Thanks APIRA – you rock

Back in the saddle – apparently

I type this with my new glasses on that make me want to vomit when I move my head too fast or look out the window to think, but apparently they help with reading. Funny how glasses are plural when there is only one. Anyway, off topic.

Since my last post I went a great session on methodology on 10 May. It was interesting but like a lot of these sessions, we start with positivism and end up talking about it for far too long for my interests. Given so few people use it in my faculty it seems weird how long we spend on in it. Anyway, the session was inspiring enough for me to start my methodology chapter based on the work I’d done for my proposal as well as some additional research. Another reason this session was good was because it was after hours so lots of part time people there so it felt like more people understood my pain. Being part time is stupid. I didn’t realise how stupid until my confirmation. Then a whole lot of stupid became apparent including being part time. Anyway, it was really nice to feel a different mood in the room. People in a boat of no time, no scholarship and no desk on site. It was nice. I hope there are more like it.
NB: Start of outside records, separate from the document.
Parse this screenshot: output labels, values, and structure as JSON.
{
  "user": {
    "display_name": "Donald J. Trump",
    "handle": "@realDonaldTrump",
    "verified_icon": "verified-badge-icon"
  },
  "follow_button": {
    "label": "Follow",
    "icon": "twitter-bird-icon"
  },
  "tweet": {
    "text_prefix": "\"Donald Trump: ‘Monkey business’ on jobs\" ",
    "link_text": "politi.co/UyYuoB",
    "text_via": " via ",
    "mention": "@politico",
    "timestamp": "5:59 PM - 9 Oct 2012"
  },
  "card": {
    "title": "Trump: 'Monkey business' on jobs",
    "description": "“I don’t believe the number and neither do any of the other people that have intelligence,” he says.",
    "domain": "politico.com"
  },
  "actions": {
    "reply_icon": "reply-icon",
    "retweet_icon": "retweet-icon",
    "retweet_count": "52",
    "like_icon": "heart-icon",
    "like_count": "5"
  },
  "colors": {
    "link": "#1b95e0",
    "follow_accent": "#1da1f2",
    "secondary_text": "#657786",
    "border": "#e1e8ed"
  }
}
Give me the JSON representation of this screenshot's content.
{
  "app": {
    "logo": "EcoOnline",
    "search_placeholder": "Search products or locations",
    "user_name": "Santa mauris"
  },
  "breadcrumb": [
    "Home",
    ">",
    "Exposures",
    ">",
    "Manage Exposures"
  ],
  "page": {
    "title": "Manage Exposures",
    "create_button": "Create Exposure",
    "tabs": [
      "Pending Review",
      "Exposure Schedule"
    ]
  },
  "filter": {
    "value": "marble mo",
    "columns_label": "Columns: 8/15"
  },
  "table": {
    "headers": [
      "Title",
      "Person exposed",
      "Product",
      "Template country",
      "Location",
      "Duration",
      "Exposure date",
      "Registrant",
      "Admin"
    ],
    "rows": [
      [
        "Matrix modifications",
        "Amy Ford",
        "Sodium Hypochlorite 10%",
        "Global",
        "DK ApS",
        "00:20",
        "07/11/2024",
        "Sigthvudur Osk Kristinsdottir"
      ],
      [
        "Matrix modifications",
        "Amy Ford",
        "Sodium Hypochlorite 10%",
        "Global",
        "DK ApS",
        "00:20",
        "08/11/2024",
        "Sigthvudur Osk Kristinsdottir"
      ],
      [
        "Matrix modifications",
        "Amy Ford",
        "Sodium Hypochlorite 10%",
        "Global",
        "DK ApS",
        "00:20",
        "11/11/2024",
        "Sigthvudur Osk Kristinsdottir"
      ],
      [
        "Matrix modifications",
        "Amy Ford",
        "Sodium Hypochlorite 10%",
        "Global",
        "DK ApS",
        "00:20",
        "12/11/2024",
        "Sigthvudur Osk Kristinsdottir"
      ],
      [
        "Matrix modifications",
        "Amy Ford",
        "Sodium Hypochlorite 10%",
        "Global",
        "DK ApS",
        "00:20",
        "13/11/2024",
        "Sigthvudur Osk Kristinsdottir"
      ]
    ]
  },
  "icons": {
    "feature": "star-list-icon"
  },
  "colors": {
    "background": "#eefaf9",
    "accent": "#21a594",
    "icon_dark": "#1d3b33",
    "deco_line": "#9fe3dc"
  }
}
At my work someone is doing a science thesis and when I was talking about post-structuralism she was open enough to ask “what’s that?”. It wasn’t that she didn’t know the details of post-structuralism (hell – does anyone?) but she really didn’t know the term. This made me value the session on methodology even more, because I realised how much work the faculty does in helping us understand what a thesis is in relation to how it alters how you think. We learn about all theories, not just the one we want to use, and while this is painful and at a times arouses a murderous rage, I can really see now how important it is that I understand basic concepts to know why I am choosing the theory I am. It was cool to talk to someone completely fresh to the idea of post-structuralism. Made me really stop and think about how to make it seem like a good idea and a good basis for research.

These two events have helped me get back in the saddle. I have a new timetable on my wall (see below) and every day I can look to see how I’m doing. It’s keeping me on track so far (only two weeks in….) but more importantly I’m reading again, researching, and writing. I fell off, and have finally got back on. What’s most awesome is I’m reading theory and understanding how it applies to me. I no longer read for understanding, I read for usability and as a result, the stupid stuff makes sense. Thanks to Michael for putting me into this frame of mind with theory. I suppose it’s also worth mentioning my confirmation has come through. The reports from the assessors ended up being quite positive and supportive.

“There is little doubt in my mind that the candidate has recognised an important area for universities to be concerned about and one which has been generally overlooked by the research community.”

“Mel’s topic is important, timely and would contribute to filling clearly identified gaps in several literatures. ”

But they offered no specific direction for theory! Just that it was going to be tricky but they were confident I’ll work it out. Glad they’re confident!

Right, back in the saddle, means back to it I guess, but maybe I’ll bake some cookies first…..procrastination is still with me.